- Goldman barred from some advisory work for three years
- Case highlights revolving-door relationships at banks
Goldman Sachs Group Inc. agreed to pay a $50 million fine and accepted a three-year ban on some advisory work in New York as part of a settlement with the state’s financial regulator over the leak of Federal Reserve documents.
The resolution grows out of an incident last year that highlighted the sometimes cozy relationship between Wall Street and its regulators.
The case involved Rohit Bansal -- a recent hire from the Federal Reserve Bank of New York -- who obtained confidential information last year from a friend at the Fed. The information concerned a mid-sized New York bank that was a Goldman Sachs client and which Bansal supervised at his former job. Bansal circulated the document among Goldman Sachs colleagues as part of the bank’s advisory efforts on behalf of the client.
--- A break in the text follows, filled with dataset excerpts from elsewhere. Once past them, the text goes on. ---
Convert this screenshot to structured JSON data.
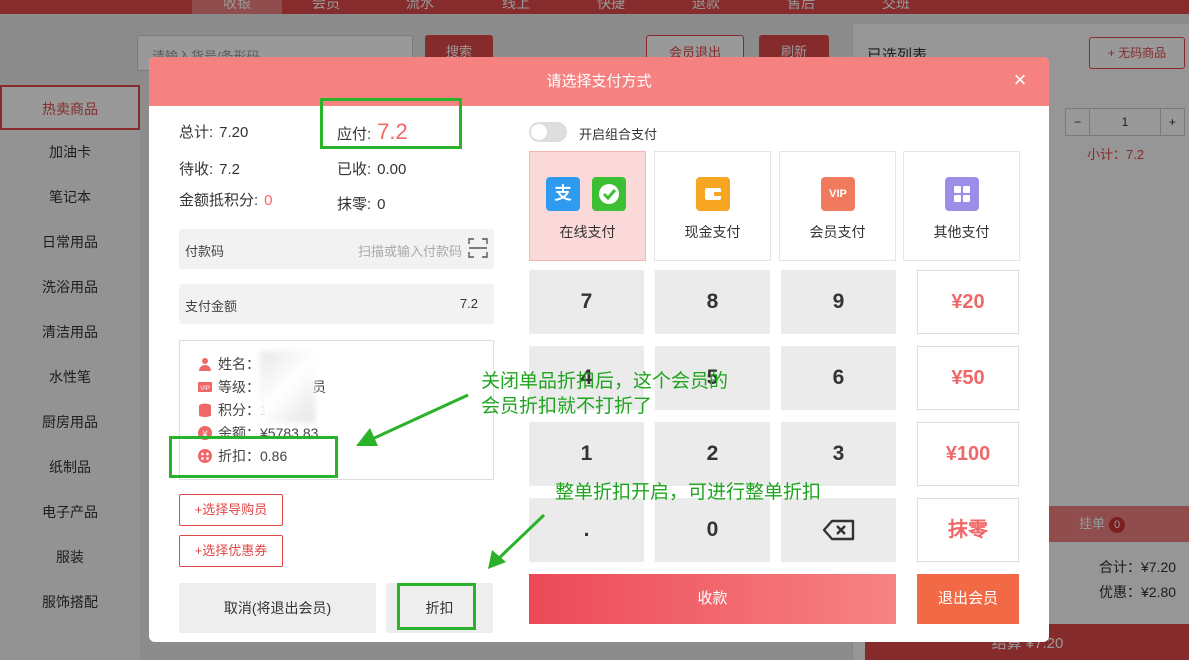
{
  "topnav": {
    "tabs": [
      "收银",
      "会员",
      "流水",
      "线上",
      "快捷",
      "退款",
      "售后",
      "交班"
    ]
  },
  "background": {
    "search_placeholder": "请输入货号/条形码",
    "search_btn": "搜索",
    "member_exit_btn": "会员退出",
    "refresh_btn": "刷新",
    "sidebar": [
      "热卖商品",
      "加油卡",
      "笔记本",
      "日常用品",
      "洗浴用品",
      "清洁用品",
      "水性笔",
      "厨房用品",
      "纸制品",
      "电子产品",
      "服装",
      "服饰搭配"
    ],
    "right": {
      "title": "已选列表",
      "no_code_btn": "+ 无码商品",
      "minus": "−",
      "qty": "1",
      "plus": "+",
      "subtotal": "小计：7.2",
      "hold_label": "挂单",
      "hold_count": "0",
      "total": "合计：¥7.20",
      "discount": "优惠：¥2.80",
      "settle": "结算 ¥7.20"
    }
  },
  "modal": {
    "title": "请选择支付方式",
    "close": "×",
    "summary": {
      "total_label": "总计:",
      "total_value": "7.20",
      "due_label": "应付:",
      "due_value": "7.2",
      "pending_label": "待收:",
      "pending_value": "7.2",
      "received_label": "已收:",
      "received_value": "0.00",
      "points_label": "金额抵积分:",
      "points_value": "0",
      "rounding_label": "抹零:",
      "rounding_value": "0"
    },
    "paycode": {
      "label": "付款码",
      "placeholder": "扫描或输入付款码"
    },
    "payamount": {
      "label": "支付金额",
      "value": "7.2"
    },
    "member": {
      "name": "姓名：",
      "level": "等级：",
      "level_tail": "员",
      "points": "积分：13",
      "balance": "余额：¥5783.83",
      "discount": "折扣：0.86"
    },
    "pick_guide": "+选择导购员",
    "pick_coupon": "+选择优惠券",
    "cancel_btn": "取消(将退出会员)",
    "discount_btn": "折扣",
    "combo_toggle": "开启组合支付",
    "pay_methods": [
      {
        "label": "在线支付",
        "icon": "alipay-wechat-icon"
      },
      {
        "label": "现金支付",
        "icon": "wallet-icon"
      },
      {
        "label": "会员支付",
        "icon": "vip-icon"
      },
      {
        "label": "其他支付",
        "icon": "grid-icon"
      }
    ],
    "keys": [
      "7",
      "8",
      "9",
      "4",
      "5",
      "6",
      "1",
      "2",
      "3",
      ".",
      "0"
    ],
    "quick_amounts": [
      "¥20",
      "¥50",
      "¥100"
    ],
    "rounding_key": "抹零",
    "collect_btn": "收款",
    "exit_member_btn": "退出会员",
    "colors": {
      "header": "#f68181",
      "accent": "#f06767",
      "annotation": "#2ab22a"
    }
  },
  "annotations": {
    "note1_line1": "关闭单品折扣后，这个会员的",
    "note1_line2": "会员折扣就不打折了",
    "note2": "整单折扣开启，可进行整单折扣"
  }
}
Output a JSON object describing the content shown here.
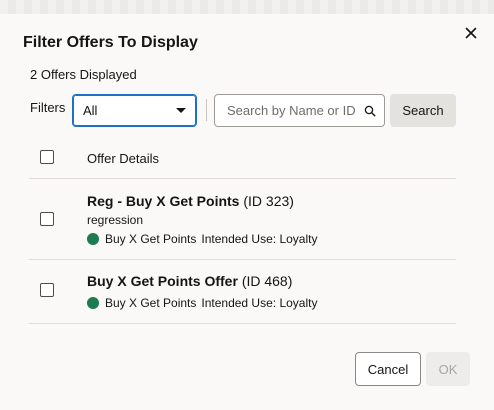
{
  "dialog": {
    "title": "Filter Offers To Display",
    "close_icon": "close-icon",
    "subtitle": "2 Offers Displayed"
  },
  "filters": {
    "label": "Filters",
    "selected": "All",
    "search_placeholder": "Search by Name or ID",
    "search_value": "",
    "search_button": "Search"
  },
  "table": {
    "header": "Offer Details",
    "rows": [
      {
        "name": "Reg - Buy X Get Points",
        "id_text": "(ID 323)",
        "description": "regression",
        "type": "Buy X Get Points",
        "intended_use": "Intended Use: Loyalty",
        "checked": false,
        "status_color": "#1e7b4f"
      },
      {
        "name": "Buy X Get Points Offer",
        "id_text": "(ID 468)",
        "type": "Buy X Get Points",
        "intended_use": "Intended Use: Loyalty",
        "checked": false,
        "status_color": "#1e7b4f"
      }
    ]
  },
  "footer": {
    "cancel": "Cancel",
    "ok": "OK"
  },
  "colors": {
    "accent": "#1a73c6",
    "status_active": "#1e7b4f"
  }
}
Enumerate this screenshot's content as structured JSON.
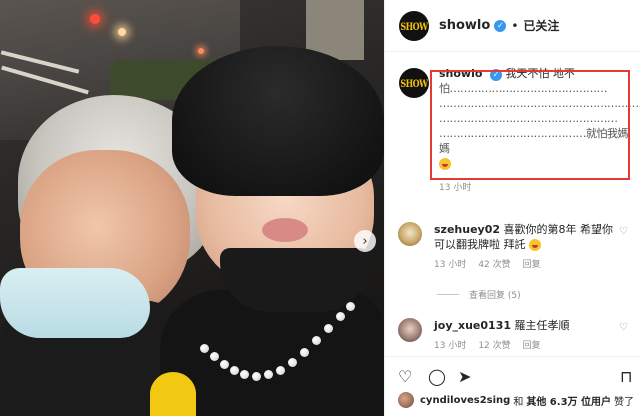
{
  "header": {
    "username": "showlo",
    "logo_text": "SHOW",
    "separator": "•",
    "follow_state": "已关注"
  },
  "caption": {
    "username": "showlo",
    "line1": "我天不怕 地不",
    "line2": "怕………………………………………",
    "line3": "…………………………………………………………",
    "line4": "……………………………………………",
    "line5": "……………………………………就怕我媽媽",
    "time": "13 小时"
  },
  "comments": [
    {
      "username": "szehuey02",
      "text": "喜歡你的第8年 希望你可以翻我牌啦 拜託",
      "time": "13 小时",
      "likes": "42 次赞",
      "reply": "回复",
      "view_replies": "查看回复 (5)"
    },
    {
      "username": "joy_xue0131",
      "text": "羅主任孝順",
      "time": "13 小时",
      "likes": "12 次赞",
      "reply": "回复"
    }
  ],
  "liked_by": {
    "user": "cyndiloves2sing",
    "and": "和",
    "others": "其他 6.3万 位用户",
    "suffix": "赞了"
  },
  "icons": {
    "heart": "heart-icon",
    "comment": "comment-icon",
    "share": "share-icon",
    "save": "bookmark-icon"
  },
  "colors": {
    "highlight_box": "#e53935",
    "verified": "#3897f0",
    "meta_text": "#8e8e8e"
  }
}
When Goldman Sachs’s management learned of the breach, they fired Bansal along with his boss and started an investigation. The Fed fired the employee who provided the documents, Jason Gross, according to two people briefed on the matter. Bansal and Gross are expected to plead guilty to misdemeanor counts brought by the Manhattan U.S. Attorney, a person briefed on the case said.
The leak has intensified scrutiny of both the so-called revolving door -- employees moving between regulators and banks -- and the specific relationship between Goldman Sachs and the New York Fed. The latter’s president, William C. Dudley, defended its oversight of banks at a Senate hearing in November after a former New York Fed bank examiner, Carmen Segarra, claimed her colleagues were too deferential to Goldman Sachs, where Dudley was chief economist for a decade.
Segarra sued the New York Fed in 2013 claiming she was fired for refusing to change findings about Goldman Sachs’ conflict of interest policy. The case was dismissed by a judge who said Segarra failed to allege enough facts under the whistle-blower protections of the Federal Deposit Insurance Act.
According to Wednesday’s settlement, Bansal was forced to resign from his position at the Fed in March 2014 for taking his work blackberry overseas without getting permission, and for falsifying records to make it look like he had obtained authorization.
After he was hired by Goldman in July 2014, Bansal was assigned to a group advising the same mid-sized New York bank that he had been examining during his time at the Fed. Goldman Sachs assigned him to the team despite receiving a copy of a restriction notice from the New York Fed specifically forbidding Bansal from working on any matters related to the mid-sized bank until early 2015.
Bansal obtained about 35 documents, on approximately 20 occasions, from his friend Gross at the New York Fed, according to the DFS. Gross would send confidential Fed documents to Bansal’s personal e-mail address, and Bansal forwarded those to his Goldman e-mail account, the regulator said.
Bansal would then circulate some of these Fed documents to senior personnel at Goldman, including a partner and a managing director, Joseph Jiampietro, who was identified not by name but by title.
The bank alerted the compliance department when it found out about documents, according to an internal memo obtained last year by Bloomberg News that didn’t identify Bansal and Gross.
“We have zero tolerance for improper handling of confidential information,” Goldman Sachs said in a statement.
“We have reviewed our policies regarding hiring from governmental institutions and have implemented changes to make them appropriately robust.”
The New York Fed said in a statement in November that it has “zero tolerance” for personnel who don’t safeguard confidential information.